President Ken Starr, right, speaks with special guest T. Boone Pickens, founder and chairman of BP Capital Management on Wednesday in Waco Hall during the first On Topic event.
Nick Berryman | Lariat Photographer

By Sara Tirrito
Staff Writer

T. Boone Pickens, founder and chairman of BP Capital Management, joined President Ken Starr Wednesday as the first guest in the president’s new series On Topic, geared toward addressing current issues in America.

Pickens spoke about his energy plan for the country, the Pickens Plan, with certainty that it will be implemented. The plan aims to reduce dependence on the Organization of the Petroleum Exporting Countries for oil. By implementing other domestic sources of energy, such as solar energy and domestic natural gas, Pickens said he hopes to solve what he considers a national security issue of relying on foreign countries for oil.
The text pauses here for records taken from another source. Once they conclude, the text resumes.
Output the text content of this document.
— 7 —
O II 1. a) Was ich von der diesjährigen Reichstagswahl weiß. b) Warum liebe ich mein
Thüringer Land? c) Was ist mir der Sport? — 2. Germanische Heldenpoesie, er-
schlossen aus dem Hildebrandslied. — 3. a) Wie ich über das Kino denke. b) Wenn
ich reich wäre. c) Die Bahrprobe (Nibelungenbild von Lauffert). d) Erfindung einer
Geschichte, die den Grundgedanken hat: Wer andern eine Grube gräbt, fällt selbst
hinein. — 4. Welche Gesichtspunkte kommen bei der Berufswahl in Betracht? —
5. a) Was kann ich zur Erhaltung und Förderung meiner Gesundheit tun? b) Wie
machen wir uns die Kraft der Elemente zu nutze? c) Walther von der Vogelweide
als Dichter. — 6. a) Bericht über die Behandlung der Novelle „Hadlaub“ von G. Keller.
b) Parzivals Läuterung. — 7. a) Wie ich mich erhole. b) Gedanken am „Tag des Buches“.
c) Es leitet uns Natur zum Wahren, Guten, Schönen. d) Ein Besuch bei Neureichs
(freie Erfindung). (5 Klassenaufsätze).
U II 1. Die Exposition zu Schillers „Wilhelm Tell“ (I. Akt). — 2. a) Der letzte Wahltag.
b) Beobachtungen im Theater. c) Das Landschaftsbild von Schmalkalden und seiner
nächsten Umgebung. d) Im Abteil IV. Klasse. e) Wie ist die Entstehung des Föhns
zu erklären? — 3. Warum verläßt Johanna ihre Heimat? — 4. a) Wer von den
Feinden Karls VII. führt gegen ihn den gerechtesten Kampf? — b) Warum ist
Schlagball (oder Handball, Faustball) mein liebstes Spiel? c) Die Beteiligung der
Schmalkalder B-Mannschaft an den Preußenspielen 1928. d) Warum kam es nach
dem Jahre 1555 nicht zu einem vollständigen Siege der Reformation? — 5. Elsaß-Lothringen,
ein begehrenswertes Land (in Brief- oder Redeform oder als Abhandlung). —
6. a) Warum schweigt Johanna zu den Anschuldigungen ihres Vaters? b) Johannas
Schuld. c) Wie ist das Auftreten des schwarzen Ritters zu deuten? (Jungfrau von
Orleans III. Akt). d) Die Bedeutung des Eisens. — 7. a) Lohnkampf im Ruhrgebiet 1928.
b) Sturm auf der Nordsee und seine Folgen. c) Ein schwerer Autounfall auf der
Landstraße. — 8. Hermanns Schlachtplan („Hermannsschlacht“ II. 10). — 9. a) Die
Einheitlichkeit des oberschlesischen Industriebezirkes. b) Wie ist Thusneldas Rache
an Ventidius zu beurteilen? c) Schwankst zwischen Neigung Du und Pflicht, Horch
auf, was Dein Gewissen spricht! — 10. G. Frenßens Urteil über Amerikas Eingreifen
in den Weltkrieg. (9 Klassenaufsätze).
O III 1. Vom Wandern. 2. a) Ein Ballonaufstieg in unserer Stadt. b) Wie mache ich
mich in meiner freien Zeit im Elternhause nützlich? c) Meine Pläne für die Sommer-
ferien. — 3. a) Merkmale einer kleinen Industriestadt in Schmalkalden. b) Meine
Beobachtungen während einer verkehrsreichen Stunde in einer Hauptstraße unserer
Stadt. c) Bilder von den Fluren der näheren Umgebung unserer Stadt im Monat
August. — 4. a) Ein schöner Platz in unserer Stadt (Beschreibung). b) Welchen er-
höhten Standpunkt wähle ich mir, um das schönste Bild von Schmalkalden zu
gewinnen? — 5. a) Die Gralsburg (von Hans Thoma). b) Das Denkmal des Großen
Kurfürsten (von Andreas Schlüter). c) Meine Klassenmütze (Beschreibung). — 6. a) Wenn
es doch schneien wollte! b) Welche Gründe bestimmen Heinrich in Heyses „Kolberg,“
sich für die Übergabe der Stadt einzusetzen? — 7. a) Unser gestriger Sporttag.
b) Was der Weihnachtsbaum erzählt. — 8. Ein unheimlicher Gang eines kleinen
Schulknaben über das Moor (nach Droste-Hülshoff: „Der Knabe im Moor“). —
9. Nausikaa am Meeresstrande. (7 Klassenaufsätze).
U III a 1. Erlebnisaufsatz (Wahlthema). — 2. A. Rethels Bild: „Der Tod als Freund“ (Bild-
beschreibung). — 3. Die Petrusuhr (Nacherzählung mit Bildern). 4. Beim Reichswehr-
“This is all going to be done; I’m not kidding you. I have committed my time and my own money to it. I spent $82 million out of my pocket on this plan,” Pickens said. “We’re going to get it done because it has to be done for the country. If we go forward without an energy plan from here it’ll be a disaster.”

The Pickens Plan has several pillars, including offering incentives for home and commercial building owners to make their buildings more energy efficient, increasing the generation of solar energy (in turn creating new jobs) and using domestic natural gas to fuel transportation.

However, some believe the Pickens Plan may be too broad to solve America’s energy problems effectively.

“I do think that he has a bit of a widespread shotgun solution that would be a little overreaching, that it wouldn’t necessarily be practical in all areas and that it’s something I believe needs to be taken on by state governments a little more than the federal government,” said East Winthrop, Maine, freshman William Richards.

Though Pickens is a proponent for increasing the use of domestic natural gas, he said all of America’s own energy resources would be a part of its energy future.

“You have to replace the foreign oil with your own resources,” Pickens said. “I’m all American so any way it goes, if it’s American, it’s for me.”

Even ethanol, though disliked by some, could come into play, Pickens said.

“It’s an ugly baby, but it’s our baby,” Pickens said. “I’d rather have ethanol than OPEC.”

The Natural Gas Act, which will be voted on in Congress next week, could be the first step to switching the U.S.’s 18-wheelers from diesel to natural gas, Pickens said.

Pickens also said that he believes one of the problems related to energy use in America is citizens’ lack of knowledge on the topic.

“That’s the missing link in this country right now, is we’re not educated on the subject,” Pickens said. “We do not understand energy. That’s sad to see, but it is the case.”

Dr. Larry Lehr, senior lecturer of environmental science, said he was pleased with Pickens’ lecture and agrees that the nation needs to become more knowledgeable of the topic.

“I thought he was a terrific spokesman for American energy policy and I’m glad to hear that American presidents and American politicians are listening to him,” Lehr said. “I think part of our responsibility not only at Baylor, but at colleges everywhere across the United States, is to educate everyone to become energy literate and to think about our future.”